Intangibles: Highly respected by fans, teammates and the coaching staff. Was a consistent recipient of hustle awards throughout his career – earning the Mark Drennan Defensive Scout Squad Player of the Year when redshirting in 2005 to earning the John P. Angel Defensive Lineman of the Year from 2007-09. Recognized as the Defensive MVP following the 2008 and 2009 seasons. Voted team captain in 2008 and 2009. Participated on the UW track and field team, throwing the shot put and discus and finishing 14th and 16th, respectively, at the 2006 Pac-10 Championships.

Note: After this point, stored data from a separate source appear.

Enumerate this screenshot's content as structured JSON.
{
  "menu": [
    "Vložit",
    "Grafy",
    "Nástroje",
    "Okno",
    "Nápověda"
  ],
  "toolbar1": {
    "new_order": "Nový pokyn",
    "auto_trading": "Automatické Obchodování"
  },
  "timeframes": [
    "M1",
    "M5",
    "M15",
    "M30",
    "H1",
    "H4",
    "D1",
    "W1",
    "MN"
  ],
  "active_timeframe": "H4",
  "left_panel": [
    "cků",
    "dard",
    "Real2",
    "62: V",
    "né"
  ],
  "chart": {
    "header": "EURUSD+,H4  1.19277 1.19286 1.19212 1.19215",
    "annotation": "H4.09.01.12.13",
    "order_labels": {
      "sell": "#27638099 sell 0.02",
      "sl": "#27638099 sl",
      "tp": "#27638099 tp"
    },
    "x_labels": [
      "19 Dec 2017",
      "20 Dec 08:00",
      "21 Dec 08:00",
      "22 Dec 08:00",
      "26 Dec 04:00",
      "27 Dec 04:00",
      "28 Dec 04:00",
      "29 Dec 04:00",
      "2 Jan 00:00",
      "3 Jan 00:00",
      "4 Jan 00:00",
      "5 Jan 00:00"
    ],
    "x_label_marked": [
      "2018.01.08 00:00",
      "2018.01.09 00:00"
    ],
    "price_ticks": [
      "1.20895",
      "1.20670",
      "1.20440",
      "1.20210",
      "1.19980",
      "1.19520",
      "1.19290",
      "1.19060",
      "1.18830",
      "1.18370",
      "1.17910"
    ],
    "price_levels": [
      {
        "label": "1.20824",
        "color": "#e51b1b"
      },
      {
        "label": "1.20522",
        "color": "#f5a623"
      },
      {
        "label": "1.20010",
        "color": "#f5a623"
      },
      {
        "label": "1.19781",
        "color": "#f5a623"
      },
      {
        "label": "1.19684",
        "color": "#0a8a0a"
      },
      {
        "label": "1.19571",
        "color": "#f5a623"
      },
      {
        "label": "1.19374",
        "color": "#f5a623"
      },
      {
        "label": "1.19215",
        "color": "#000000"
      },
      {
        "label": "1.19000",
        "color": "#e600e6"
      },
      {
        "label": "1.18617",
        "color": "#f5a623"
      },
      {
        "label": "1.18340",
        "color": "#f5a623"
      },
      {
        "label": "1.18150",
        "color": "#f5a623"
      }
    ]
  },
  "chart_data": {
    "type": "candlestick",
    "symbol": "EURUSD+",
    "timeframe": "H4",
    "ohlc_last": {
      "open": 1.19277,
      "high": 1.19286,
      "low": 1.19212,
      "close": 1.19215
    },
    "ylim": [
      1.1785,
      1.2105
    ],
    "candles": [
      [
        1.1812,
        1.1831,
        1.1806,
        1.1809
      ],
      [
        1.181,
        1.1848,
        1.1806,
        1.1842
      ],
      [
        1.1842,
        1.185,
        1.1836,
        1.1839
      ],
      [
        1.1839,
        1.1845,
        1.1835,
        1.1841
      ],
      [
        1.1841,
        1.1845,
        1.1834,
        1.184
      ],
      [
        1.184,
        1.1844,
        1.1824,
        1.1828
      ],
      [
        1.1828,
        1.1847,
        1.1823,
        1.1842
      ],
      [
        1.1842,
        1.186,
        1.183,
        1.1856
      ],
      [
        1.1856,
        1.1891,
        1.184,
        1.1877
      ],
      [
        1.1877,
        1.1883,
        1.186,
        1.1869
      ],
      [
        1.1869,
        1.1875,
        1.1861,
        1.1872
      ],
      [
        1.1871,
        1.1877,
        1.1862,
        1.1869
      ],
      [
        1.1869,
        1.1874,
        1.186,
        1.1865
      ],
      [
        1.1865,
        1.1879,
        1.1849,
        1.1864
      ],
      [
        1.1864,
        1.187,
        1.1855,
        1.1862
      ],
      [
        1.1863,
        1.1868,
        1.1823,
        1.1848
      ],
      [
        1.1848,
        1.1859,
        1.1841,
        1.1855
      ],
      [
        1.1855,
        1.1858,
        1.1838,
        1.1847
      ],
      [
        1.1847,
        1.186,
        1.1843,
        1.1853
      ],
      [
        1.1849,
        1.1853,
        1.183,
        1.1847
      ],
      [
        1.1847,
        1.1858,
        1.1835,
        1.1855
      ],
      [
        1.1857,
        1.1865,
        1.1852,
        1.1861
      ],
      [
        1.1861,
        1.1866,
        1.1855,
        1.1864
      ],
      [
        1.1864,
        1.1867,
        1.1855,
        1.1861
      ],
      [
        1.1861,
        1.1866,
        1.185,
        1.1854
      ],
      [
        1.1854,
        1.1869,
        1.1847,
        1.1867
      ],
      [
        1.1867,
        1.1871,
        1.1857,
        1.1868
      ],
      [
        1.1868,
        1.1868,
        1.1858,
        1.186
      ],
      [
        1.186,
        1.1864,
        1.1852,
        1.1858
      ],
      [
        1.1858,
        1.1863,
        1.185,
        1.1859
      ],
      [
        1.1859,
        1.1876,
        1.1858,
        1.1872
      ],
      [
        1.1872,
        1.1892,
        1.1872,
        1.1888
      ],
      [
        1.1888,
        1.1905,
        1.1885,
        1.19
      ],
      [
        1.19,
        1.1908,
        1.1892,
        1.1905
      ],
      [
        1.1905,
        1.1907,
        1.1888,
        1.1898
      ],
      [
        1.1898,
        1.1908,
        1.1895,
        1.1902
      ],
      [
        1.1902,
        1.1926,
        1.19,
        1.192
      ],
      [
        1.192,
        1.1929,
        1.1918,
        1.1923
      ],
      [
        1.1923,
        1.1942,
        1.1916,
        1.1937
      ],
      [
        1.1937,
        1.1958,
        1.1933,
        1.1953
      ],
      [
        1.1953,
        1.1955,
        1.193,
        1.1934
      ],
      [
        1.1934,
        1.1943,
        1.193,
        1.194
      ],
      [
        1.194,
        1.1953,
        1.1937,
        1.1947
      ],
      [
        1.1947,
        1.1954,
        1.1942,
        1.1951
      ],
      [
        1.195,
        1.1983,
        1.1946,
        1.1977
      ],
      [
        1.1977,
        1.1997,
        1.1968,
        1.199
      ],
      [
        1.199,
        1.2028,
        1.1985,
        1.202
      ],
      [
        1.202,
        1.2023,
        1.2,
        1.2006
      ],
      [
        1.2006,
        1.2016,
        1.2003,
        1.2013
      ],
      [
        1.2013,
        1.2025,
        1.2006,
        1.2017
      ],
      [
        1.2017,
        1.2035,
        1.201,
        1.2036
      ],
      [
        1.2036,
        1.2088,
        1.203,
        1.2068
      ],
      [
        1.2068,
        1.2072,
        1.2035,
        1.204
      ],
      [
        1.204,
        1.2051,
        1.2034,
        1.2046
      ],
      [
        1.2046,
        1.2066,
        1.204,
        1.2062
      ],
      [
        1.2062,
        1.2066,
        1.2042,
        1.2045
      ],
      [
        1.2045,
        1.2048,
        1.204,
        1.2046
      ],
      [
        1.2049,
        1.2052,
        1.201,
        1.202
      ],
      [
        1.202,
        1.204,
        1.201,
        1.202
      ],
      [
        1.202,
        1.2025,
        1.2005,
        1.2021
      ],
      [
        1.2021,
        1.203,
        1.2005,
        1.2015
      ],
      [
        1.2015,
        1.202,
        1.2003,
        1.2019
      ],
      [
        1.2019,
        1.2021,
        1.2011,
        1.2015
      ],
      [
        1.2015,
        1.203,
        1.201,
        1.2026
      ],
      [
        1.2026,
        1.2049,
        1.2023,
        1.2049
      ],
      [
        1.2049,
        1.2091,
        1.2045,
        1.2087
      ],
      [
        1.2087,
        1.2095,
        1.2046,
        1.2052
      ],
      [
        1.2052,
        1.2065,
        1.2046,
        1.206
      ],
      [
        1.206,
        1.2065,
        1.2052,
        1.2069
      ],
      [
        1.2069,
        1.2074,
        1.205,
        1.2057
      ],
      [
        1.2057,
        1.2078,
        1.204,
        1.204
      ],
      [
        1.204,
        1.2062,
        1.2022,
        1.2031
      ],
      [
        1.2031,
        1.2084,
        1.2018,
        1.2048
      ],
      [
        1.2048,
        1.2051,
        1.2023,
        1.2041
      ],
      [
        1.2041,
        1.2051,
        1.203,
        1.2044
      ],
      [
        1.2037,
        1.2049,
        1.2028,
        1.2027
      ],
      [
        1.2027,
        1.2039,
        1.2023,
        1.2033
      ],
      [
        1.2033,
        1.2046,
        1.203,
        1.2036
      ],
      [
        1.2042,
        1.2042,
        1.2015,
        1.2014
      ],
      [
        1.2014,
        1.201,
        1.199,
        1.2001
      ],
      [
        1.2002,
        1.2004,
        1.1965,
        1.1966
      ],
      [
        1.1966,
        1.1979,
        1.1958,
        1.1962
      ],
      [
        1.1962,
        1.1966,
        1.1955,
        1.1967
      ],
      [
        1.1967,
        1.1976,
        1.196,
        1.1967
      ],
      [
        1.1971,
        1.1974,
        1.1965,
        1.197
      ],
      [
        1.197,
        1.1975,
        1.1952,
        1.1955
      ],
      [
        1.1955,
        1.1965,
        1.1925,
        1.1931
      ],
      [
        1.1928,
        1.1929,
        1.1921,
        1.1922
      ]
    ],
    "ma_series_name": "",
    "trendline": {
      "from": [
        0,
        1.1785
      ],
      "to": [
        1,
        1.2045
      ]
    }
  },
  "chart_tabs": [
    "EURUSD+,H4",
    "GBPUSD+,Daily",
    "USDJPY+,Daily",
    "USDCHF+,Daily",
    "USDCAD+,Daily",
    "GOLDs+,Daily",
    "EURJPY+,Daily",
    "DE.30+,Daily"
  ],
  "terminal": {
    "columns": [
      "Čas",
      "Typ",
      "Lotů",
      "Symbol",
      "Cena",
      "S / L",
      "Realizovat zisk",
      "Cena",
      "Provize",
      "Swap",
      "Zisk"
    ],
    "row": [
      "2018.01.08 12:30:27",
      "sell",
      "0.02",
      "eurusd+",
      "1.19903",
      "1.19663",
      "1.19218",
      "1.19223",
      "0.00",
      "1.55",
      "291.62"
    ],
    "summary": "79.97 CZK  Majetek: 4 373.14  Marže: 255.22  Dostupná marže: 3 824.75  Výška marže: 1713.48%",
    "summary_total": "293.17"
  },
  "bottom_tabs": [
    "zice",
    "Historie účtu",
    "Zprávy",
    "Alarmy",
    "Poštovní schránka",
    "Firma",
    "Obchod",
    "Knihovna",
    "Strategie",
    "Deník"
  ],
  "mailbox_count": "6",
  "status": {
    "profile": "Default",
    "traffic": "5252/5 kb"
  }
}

His 37’ Vertical is a half of inch shorter than Dwight Freeney and he weighs 8 pounds more. (Freeney weighed 255 in college)
In private workouts he’s clocked around 4.67 in the 40, which isn’t lightning quick but it’s fast for a DE, and he moves well with the third best 20 yard shuffle in the combine.
A classic overachiever, Te’o-Nesheim doe not fit the mold of a star NFL defensive end, but he started all 49 games in which he played with the Huskies and proved to be one of the Pac-10’s most consistent defenders over the past three seasons.
The two-time second-team all-Pac-10 honoree leaves with eye-popping numbers: 194 tackles, 47 tackles for loss and as the school’s all-time leader with 30 career sacks. He showed a penchant for coming up with big plays when the Dawgs needed them and was one of few standouts on an otherwise weak unit throughout much of his career.